Alcuni frati del convento di Sant’Agostino riuscirono a sottrarlo dalle mani dei suoi carnefici rifugiandolo in una cappella, ma venne raggiunto e preso a bastonate e pugni per poi venire gettato in una tomba fu poi preso e trascinato fuori dalla tomba fu trafitto con uno stocco. Ma tutto questo alla folla inferocita non bastò, lo trascinarono per tutte le strade principali della città, e ad ogni passo sfogavano la loro rabbia sopra quel cadavere, con sputi, sassate, pugni e calci, era talmente mal ridotto che era irriconoscibile, ma non si fermarono, gli tagliarono il naso gli cavarono il cuore e lo sbudellarono, non contenti gli tagliarono un braccio, e una gamba, e tutte queste cose poi le portavano su le punte delle spade, come trofei .La folla poi prese d’assalto la ricca casa di Storace saccheggiandola.
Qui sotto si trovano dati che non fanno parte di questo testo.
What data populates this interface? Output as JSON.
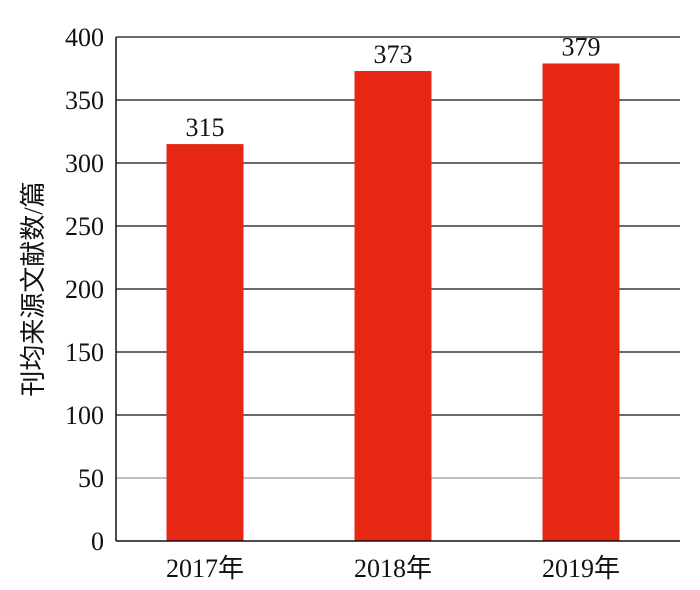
{
  "chart_data": {
    "type": "bar",
    "categories": [
      "2017年",
      "2018年",
      "2019年"
    ],
    "values": [
      315,
      373,
      379
    ],
    "data_labels": [
      "315",
      "373",
      "379"
    ],
    "title": "",
    "xlabel": "",
    "ylabel": "刊均来源文献数/篇",
    "ylim": [
      0,
      400
    ],
    "yticks": [
      0,
      50,
      100,
      150,
      200,
      250,
      300,
      350,
      400
    ],
    "grid": true,
    "legend": "none",
    "bar_color": "#e52713"
  }
}
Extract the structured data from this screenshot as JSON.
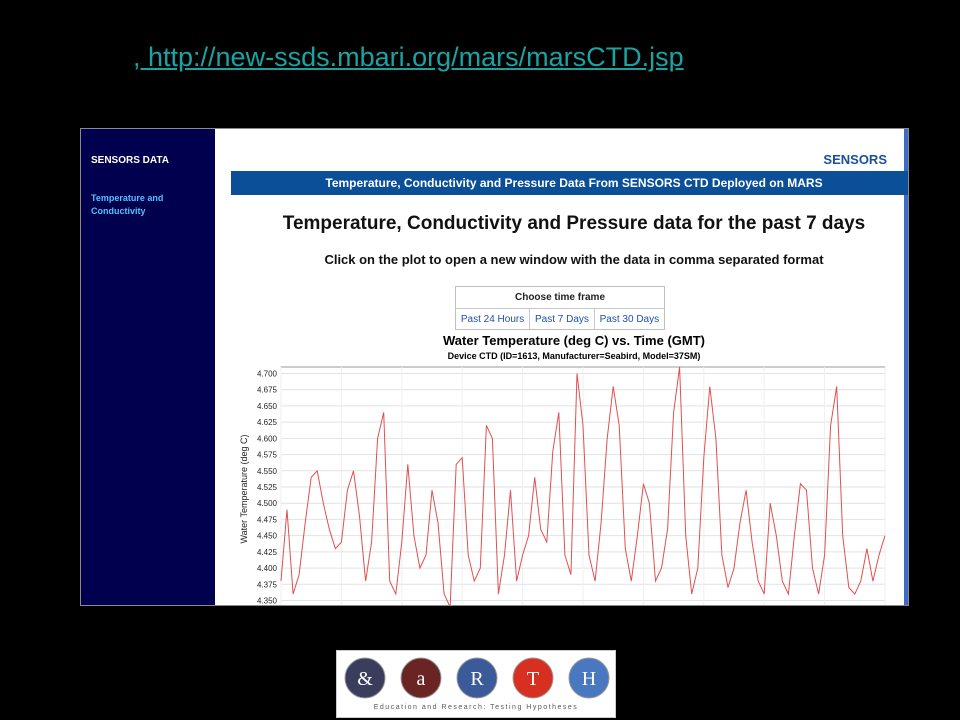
{
  "slide": {
    "url_link": ", http://new-ssds.mbari.org/mars/marsCTD.jsp"
  },
  "sidebar": {
    "title": "SENSORS DATA",
    "links": [
      {
        "label": "Temperature and Conductivity"
      }
    ]
  },
  "header": {
    "brand": "SENSORS",
    "banner": "Temperature, Conductivity and Pressure Data From SENSORS CTD Deployed on MARS"
  },
  "main": {
    "heading": "Temperature, Conductivity and Pressure data for the past 7 days",
    "instruction": "Click on the plot to open a new window with the data in comma separated format"
  },
  "timeframe": {
    "header": "Choose time frame",
    "options": [
      "Past 24 Hours",
      "Past 7 Days",
      "Past 30 Days"
    ]
  },
  "chart_data": {
    "type": "line",
    "title": "Water Temperature (deg C) vs. Time (GMT)",
    "subtitle": "Device CTD (ID=1613, Manufacturer=Seabird, Model=37SM)",
    "ylabel": "Water Temperature (deg C)",
    "xlabel": "",
    "ylim": [
      4.34,
      4.71
    ],
    "yticks": [
      "4.350",
      "4.375",
      "4.400",
      "4.425",
      "4.450",
      "4.475",
      "4.500",
      "4.525",
      "4.550",
      "4.575",
      "4.600",
      "4.625",
      "4.650",
      "4.675",
      "4.700"
    ],
    "grid": true,
    "color": "#e05050",
    "series": [
      {
        "x": [
          0,
          0.01,
          0.02,
          0.03,
          0.04,
          0.05,
          0.06,
          0.07,
          0.08,
          0.09,
          0.1,
          0.11,
          0.12,
          0.13,
          0.14,
          0.15,
          0.16,
          0.17,
          0.18,
          0.19,
          0.2,
          0.21,
          0.22,
          0.23,
          0.24,
          0.25,
          0.26,
          0.27,
          0.28,
          0.29,
          0.3,
          0.31,
          0.32,
          0.33,
          0.34,
          0.35,
          0.36,
          0.37,
          0.38,
          0.39,
          0.4,
          0.41,
          0.42,
          0.43,
          0.44,
          0.45,
          0.46,
          0.47,
          0.48,
          0.49,
          0.5,
          0.51,
          0.52,
          0.53,
          0.54,
          0.55,
          0.56,
          0.57,
          0.58,
          0.59,
          0.6,
          0.61,
          0.62,
          0.63,
          0.64,
          0.65,
          0.66,
          0.67,
          0.68,
          0.69,
          0.7,
          0.71,
          0.72,
          0.73,
          0.74,
          0.75,
          0.76,
          0.77,
          0.78,
          0.79,
          0.8,
          0.81,
          0.82,
          0.83,
          0.84,
          0.85,
          0.86,
          0.87,
          0.88,
          0.89,
          0.9,
          0.91,
          0.92,
          0.93,
          0.94,
          0.95,
          0.96,
          0.97,
          0.98,
          0.99,
          1.0
        ],
        "values": [
          4.38,
          4.49,
          4.36,
          4.39,
          4.47,
          4.54,
          4.55,
          4.5,
          4.46,
          4.43,
          4.44,
          4.52,
          4.55,
          4.48,
          4.38,
          4.44,
          4.6,
          4.64,
          4.38,
          4.36,
          4.44,
          4.56,
          4.45,
          4.4,
          4.42,
          4.52,
          4.47,
          4.36,
          4.34,
          4.56,
          4.57,
          4.42,
          4.38,
          4.4,
          4.62,
          4.6,
          4.36,
          4.42,
          4.52,
          4.38,
          4.42,
          4.45,
          4.54,
          4.46,
          4.44,
          4.58,
          4.64,
          4.42,
          4.39,
          4.7,
          4.62,
          4.42,
          4.38,
          4.47,
          4.6,
          4.68,
          4.62,
          4.43,
          4.38,
          4.45,
          4.53,
          4.5,
          4.38,
          4.4,
          4.46,
          4.64,
          4.71,
          4.45,
          4.36,
          4.4,
          4.57,
          4.68,
          4.6,
          4.42,
          4.37,
          4.4,
          4.47,
          4.52,
          4.44,
          4.38,
          4.36,
          4.5,
          4.45,
          4.38,
          4.36,
          4.45,
          4.53,
          4.52,
          4.4,
          4.36,
          4.42,
          4.62,
          4.68,
          4.45,
          4.37,
          4.36,
          4.38,
          4.43,
          4.38,
          4.42,
          4.45
        ]
      }
    ]
  },
  "logo": {
    "letters": [
      "&",
      "a",
      "R",
      "T",
      "H"
    ],
    "caption": "Education and Research: Testing Hypotheses"
  }
}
Un gruppo di nobili cercarono di calmare la plebe. Fra essi vi erano: Cesare d’Avalos, Gianfrancesco di Sangro duca di Torremaggiore, Alfonso Carafa duca di Nocera, Giambattista Spinelli duca di Castrovillari, ma alla fine furono i Gesuiti che posero fine al saccheggio.
Quello che restava del corpo dell’Eletto venne abbandonato nei pressi di una cappella dedicata a San Giovanni Battista alla piazza della Marina del Vino. Gentiluomini pietosi composero le membra in una cesta acquistandone pezzi da uomini che li agitavano come trofei.
Dopo tutto ciò le autorità corsero ai ripari: il peso del pane fu nuovamente aumentato e da tutto il Regno arrivò il grano adottarono in oltre misure severe contro i bottegai che vendevano vino andato a male, si nominò il nuovo Eletto del Popolo nella persona di Orazio Palomba.
Lo scempio del cadavere dette origine al verbo “starraciare” che per moltissimi anni significò massacrare, fare a pezzi. Di solito “Mo te starraceo” era la minaccia che si proferiva nel corso di una rissa.
Alla fine i massacratori di Storace furono catturati, i cortei che li portavano verso la morte sfilarono per la via degli Armieri, davanti al Palazzo del Viceré e al convento di Sant’Agostino alla Zecca dove per molti avvenne il taglio della mano, per la Vicaria e il Lavinaio per arrivare infine a piazza mercato. Durante il tragitto molti condannati gridavano:
“Mo’ haviti pane et vino: non parlate e noi andiamo a morire”. Le esecuzioni cominciarono il 27 luglio e finirono al 13 novembre.
Sul luogo dove sorgeva la casa di Gio Leonardo Pisano si costruì un monumento in pietra nel quale furono sistemati in apposite nicchie chiuse da sbarre le teste e le mani di 24 giustiziati, altre furono sistemate sul cornicione, al centro vi era una lapide di marmo a memoria eterna del delitto.